People gather a day before the 20th anniversary of former North Korean leader Kim Il-sung’s death in Pyongyang on July 7, 2014. (Yonhap)

BEIJING (Yonhap) — North Korea on Thursday launched a rare public blitz about its human rights by publishing a lengthy report in online editions of China’s state-run media, in an apparent effort to counter the U.N. move aimed at punishing the regime for its rights violations.

The North Korean Embassy in Beijing delivered the report on its human rights condition to Chinese media, according to the online edition of the Global Times, a newspaper run by China’s official Communist Party mouthpiece People’s Daily. The North Korean report was carried by online editions of several Chinese news services.

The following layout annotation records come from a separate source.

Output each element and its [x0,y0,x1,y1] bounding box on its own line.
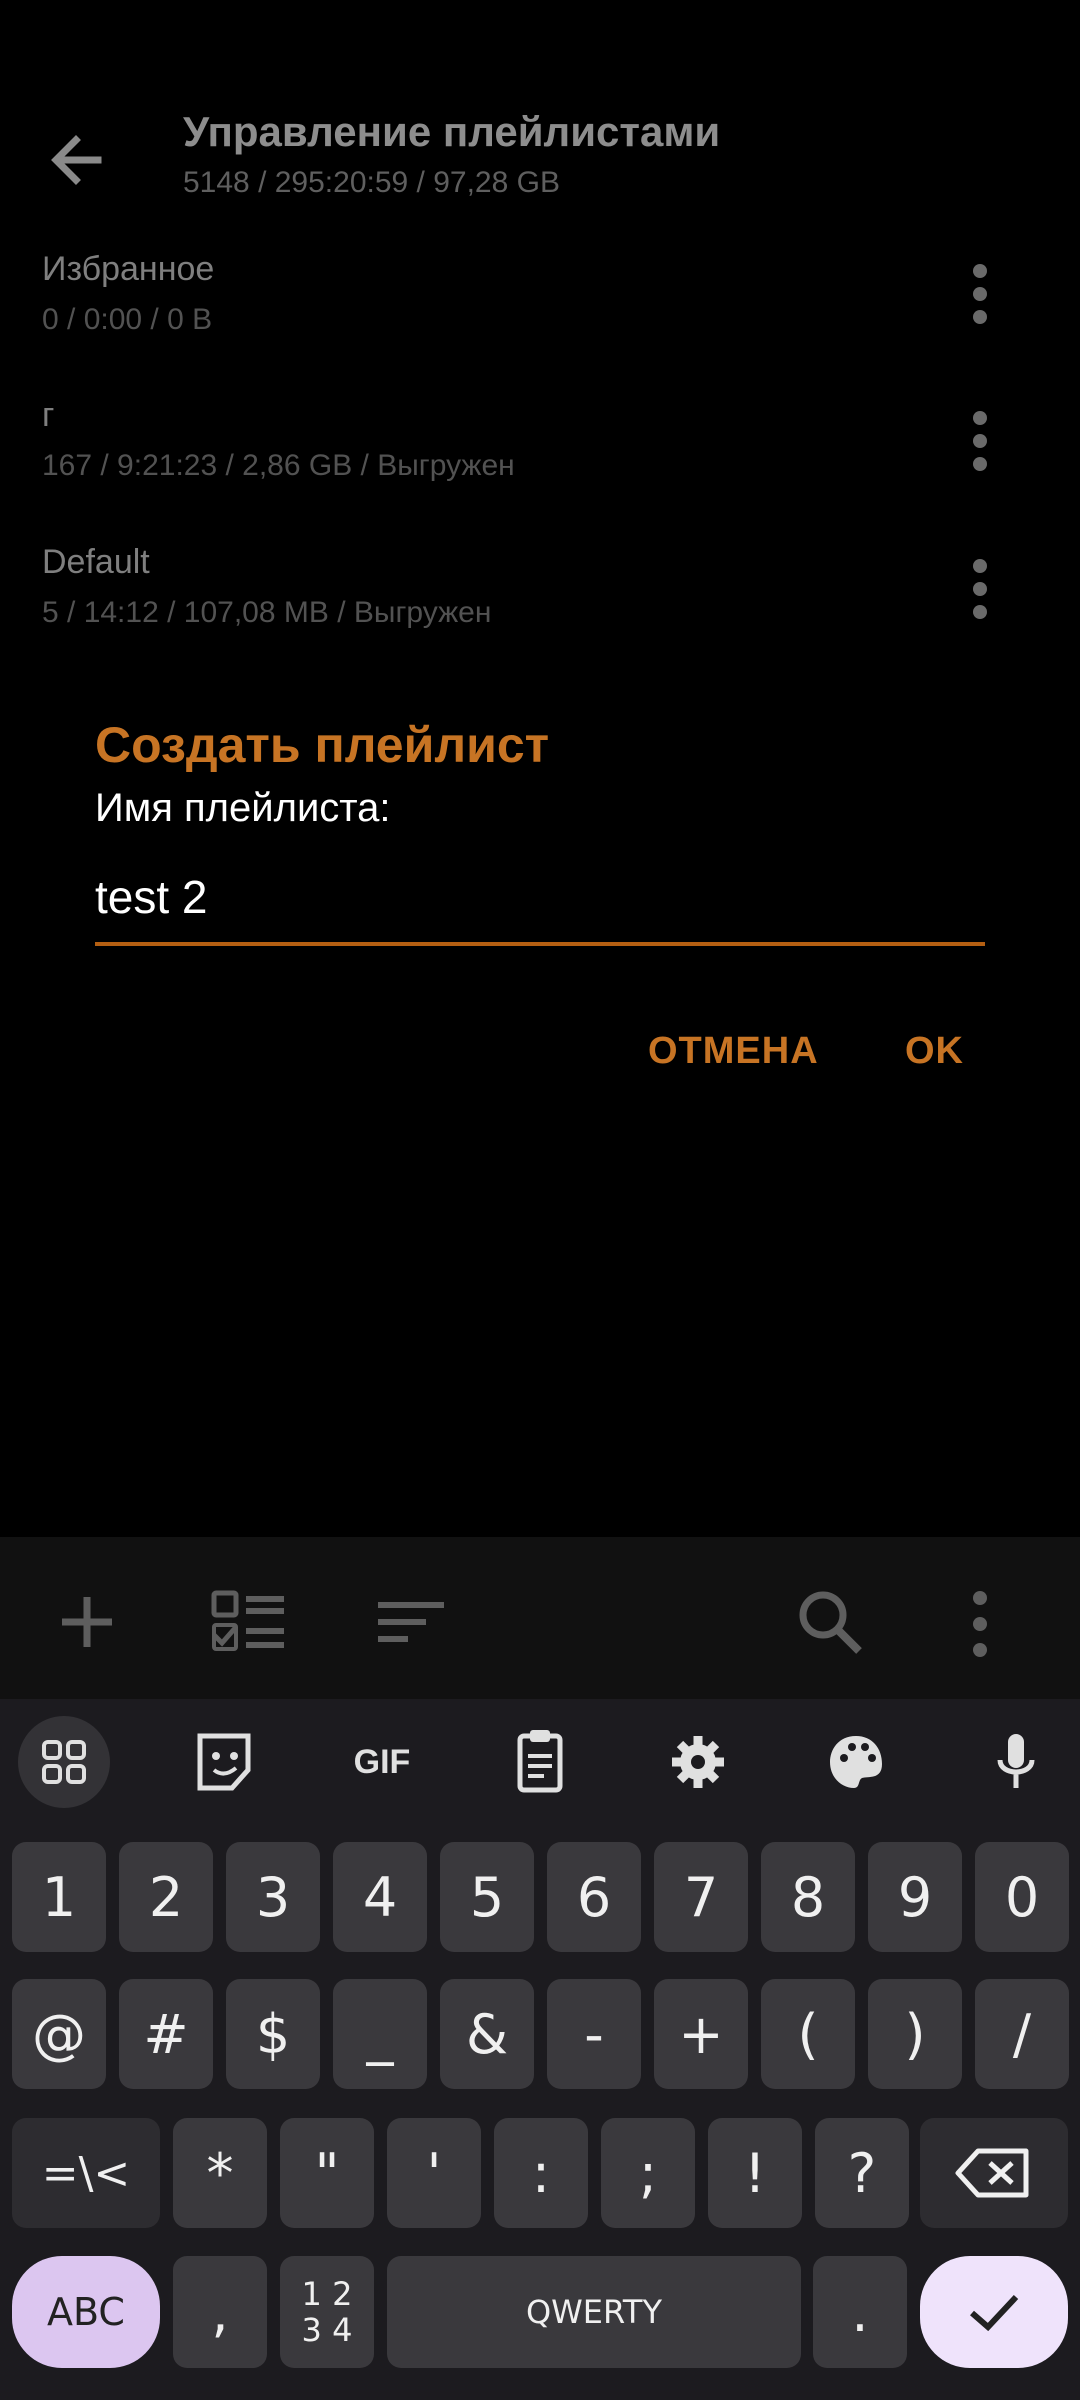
gif-icon[interactable]: GIF [336,1716,428,1808]
key-minus[interactable]: - [547,1979,641,2089]
key-semicolon[interactable]: ; [601,2118,695,2228]
playlist-name: г [42,396,55,434]
playlist-item[interactable]: Default 5 / 14:12 / 107,08 MB / Выгружен [42,543,1002,630]
key-5[interactable]: 5 [440,1842,534,1952]
key-at[interactable]: @ [12,1979,106,2089]
space-key[interactable]: QWERTY [387,2256,801,2368]
palette-icon[interactable] [810,1716,902,1808]
add-icon[interactable] [52,1587,122,1657]
key-1[interactable]: 1 [12,1842,106,1952]
key-asterisk[interactable]: * [173,2118,267,2228]
ok-button[interactable]: OK [905,1030,964,1073]
key-2[interactable]: 2 [119,1842,213,1952]
key-double-quote[interactable]: " [280,2118,374,2228]
playlist-meta: 5 / 14:12 / 107,08 MB / Выгружен [42,596,492,629]
dialog-title: Создать плейлист [95,717,550,773]
check-icon [970,2294,1019,2332]
playlist-name: Избранное [42,250,215,288]
key-dollar[interactable]: $ [226,1979,320,2089]
more-vert-icon[interactable] [965,1587,995,1657]
mic-icon[interactable] [970,1716,1062,1808]
playlist-name-value: test 2 [95,871,208,923]
sort-icon[interactable] [376,1587,446,1657]
key-3[interactable]: 3 [226,1842,320,1952]
apps-grid-icon[interactable] [18,1716,110,1808]
key-period[interactable]: . [813,2256,907,2368]
more-symbols-key[interactable]: =\< [12,2118,160,2228]
key-question[interactable]: ? [815,2118,909,2228]
playlist-more-icon[interactable] [965,255,995,335]
abc-key[interactable]: ABC [12,2256,160,2368]
key-slash[interactable]: / [975,1979,1069,2089]
clipboard-icon[interactable] [494,1716,586,1808]
key-7[interactable]: 7 [654,1842,748,1952]
playlist-item[interactable]: Избранное 0 / 0:00 / 0 B [42,250,1002,337]
key-0[interactable]: 0 [975,1842,1069,1952]
key-9[interactable]: 9 [868,1842,962,1952]
key-plus[interactable]: + [654,1979,748,2089]
playlist-more-icon[interactable] [965,550,995,630]
backspace-icon [955,2148,1029,2198]
search-icon[interactable] [795,1587,865,1657]
playlist-meta: 167 / 9:21:23 / 2,86 GB / Выгружен [42,449,515,482]
key-8[interactable]: 8 [761,1842,855,1952]
key-hash[interactable]: # [119,1979,213,2089]
page-subtitle: 5148 / 295:20:59 / 97,28 GB [183,166,560,199]
key-ampersand[interactable]: & [440,1979,534,2089]
sticker-icon[interactable] [178,1716,270,1808]
numpad-key-top: 1 2 [301,2275,353,2313]
playlist-name: Default [42,543,150,581]
settings-icon[interactable] [652,1716,744,1808]
key-comma[interactable]: , [173,2256,267,2368]
key-4[interactable]: 4 [333,1842,427,1952]
playlist-item[interactable]: г 167 / 9:21:23 / 2,86 GB / Выгружен [42,396,1002,483]
enter-key[interactable] [920,2256,1068,2368]
back-arrow-icon[interactable] [40,120,120,200]
key-exclamation[interactable]: ! [708,2118,802,2228]
playlist-more-icon[interactable] [965,402,995,482]
key-underscore[interactable]: _ [333,1979,427,2089]
key-6[interactable]: 6 [547,1842,641,1952]
key-close-paren[interactable]: ) [868,1979,962,2089]
key-colon[interactable]: : [494,2118,588,2228]
key-open-paren[interactable]: ( [761,1979,855,2089]
checklist-icon[interactable] [210,1587,284,1657]
numpad-key[interactable]: 1 2 3 4 [280,2256,374,2368]
numpad-key-bottom: 3 4 [301,2311,353,2349]
playlist-name-label: Имя плейлиста: [95,786,391,830]
page-title: Управление плейлистами [183,108,721,155]
playlist-meta: 0 / 0:00 / 0 B [42,303,213,336]
cancel-button[interactable]: ОТМЕНА [648,1030,819,1073]
playlist-name-input[interactable]: test 2 [95,870,985,946]
backspace-key[interactable] [920,2118,1068,2228]
key-single-quote[interactable]: ' [387,2118,481,2228]
bottom-toolbar [0,1537,1080,1699]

In the report, North Korea accused “some Western countries” of having a “distorted view” of the North’s human rights conditions, claiming that Pyongyang has made a lot of efforts to improve its human rights situation.

In New York on Wednesday, North Korea also circulated its own draft resolution on the country’s human rights record at the United Nations.

In recent weeks, North Korean diplomats have been unusually active in defending its human rights situation as the European Union and Japan have encouraged the U.N. Security Council to refer North Korea’s human rights abuses to the International Criminal Court in line with a report from the U.N. Commission of Inquiry that branded Pyongyang’s human rights violations as “crimes against humanity.”

Any attempt at the Security Council to refer North Korea to the international court is likely to fail because China, North Korea’s ally and one of the veto-wielding Council members, would likely veto it.

North Korea has long been labeled one of the worst human rights violators in the world. The communist regime does not tolerate dissent, holds hundreds of thousands of people in political prison camps across the nation and keeps tight control over outside information.

But Pyongyang has bristled at any talk of its human rights conditions, calling it a U.S.-led attempt to topple its regime. Last month, the North released its own human rights report, claiming the country has the world’s most advantageous human rights system and policies.